At the same time, you do catch glimpses of another Chloe. Not the rebel Chloe, or the wont-take-your-shit Chloe. You see the vulnerable Chloe, who writes to her best friend Max every day even though she never responds to any of her messages and still has stuffed animals in her room. At one point, the game gave me the option to pull down a unicorn poster, and Chloe remarks that she’s grown out of it. In its place, you can tag your room with permanent marker. In my case, Chloe wrote down something really silly. In that moment I understood that the game didn’t actually want me to think Chloe is a badarse. She isn’t — not yet, anyway. In Before The Storm, Chloe is still trying on a new persona. Of course she doesn’t have perfect one-liners yet, or that cool leather jacket she wears in Life Is Strange. You forge that Chloe over time. Until that happens, Chloe’s reinvention will occasionally waver into “trying too hard” territory.

Despite My Scepticism, Before The Storm Is A Great Life Is Strange Game

While I enjoyed seeing a rawer version of Chloe, I was particularly struck by Rachel Amber. You hear so much about Rachel in Life Is Strange; she’s the character who sparks everything into motion. You know, going into Before The Storm, that she was a model student, beautiful, and that pretty much everyone loved her, but that she also had some secrets. Rachel was the Laura Palmer of this universe, used to tie every character together in a mystery that highlighted the shortcomings of a larger community. Rachel barely felt real in Life Is Strange: She seemed more like a larger idea that anyone could project onto, depending on what they needed. In Before The Storm, you get to see who she really is.
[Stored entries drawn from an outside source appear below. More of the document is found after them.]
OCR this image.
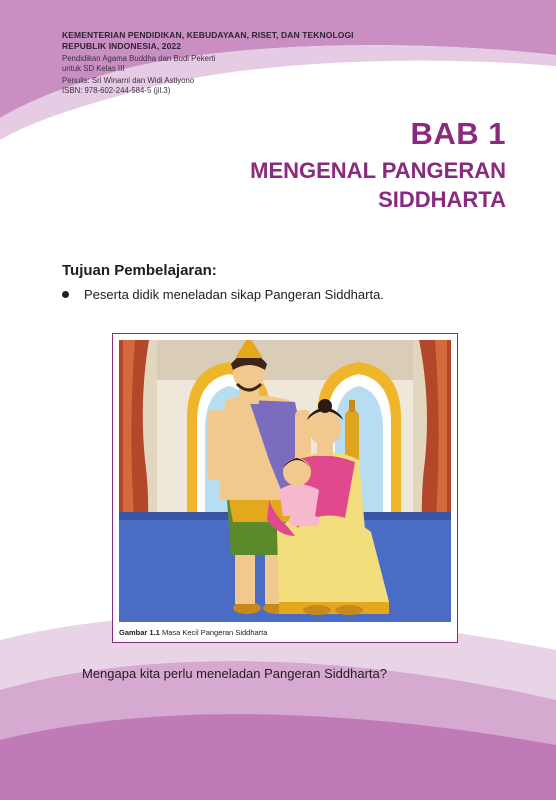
KEMENTERIAN PENDIDIKAN, KEBUDAYAAN, RISET, DAN TEKNOLOGI
REPUBLIK INDONESIA, 2022
Pendidikan Agama Buddha dan Budi Pekerti
untuk SD Kelas III
Penulis: Sri Winarni dan Widi Astiyono
ISBN: 978-602-244-584-5 (jil.3)
BAB 1
MENGENAL PANGERAN
SIDDHARTA
Tujuan Pembelajaran:
Peserta didik meneladan sikap Pangeran Siddharta.
Gambar 1.1 Masa Kecil Pangeran Siddharta
Mengapa kita perlu meneladan Pangeran Siddharta?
Throughout your adventure, Chloe seems baffled that someone like Rachel could ever take an interest in her. Why is someone as perfect as Rachel hanging out with a mess like Chloe Price? These competing images of Rachel — the one everyone “knows” and the one that actually exists — is the thrust of what makes her character so compelling. You want to learn the truth about Rachel, so she doesn’t have to ask you twice before you suddenly find yourself cutting school to hang out with her.

If you played the first game, it’s almost hard to tell to whether or not Deck Nine actually crafted a good character in Rachel. You’re invested from the get-go because you know how things end, and you know going in that Rachel and Chloe had an intense, borderline romantic relationship. The game wastes no time in setting that sexual tension up; you’re fumbling on what to say and how to flirt almost immediately. I was shocked at how quickly and openly the game presents Rachel as a romantic interest, because inadvertently it plays into the image of Rachel Amber. You don’t know her yet, not really. You just know what she’s supposed to mean to you and who she’s supposed to be. The intensity and pace of the relationship carries the fury of teenage lust, yet it almost veers into manic pixie dream girl territory. Rachel is whatever you want her to be, as long as she’s whisking you away from your shitty everyday life.

Despite My Scepticism, Before The Storm Is A Great Life Is Strange Game

While this won’t be true for some players, Before The Storm presents me with an alternate reality, where I can be young, out, and not give a fuck. I still remember the day in maths class I lied to a girl I liked about having a boyfriend, and the way I said nothing when the only openly gay girl in my high school teased me. I don’t usually dwell on stuff like that, because things have changed for the better now that I’m an adult. But when I play games like Before The Storm, I can’t help but mourn lost time and missed opportunities. A shame, then, that I know how much this particular story will end up playing into that tragic lesbian trope given the events of Life Is Strange.

I know that my time with Rachel Amber will not last. I know exactly how this goes for both of us. Until then, I’m going to savour the fantasy as much as I can.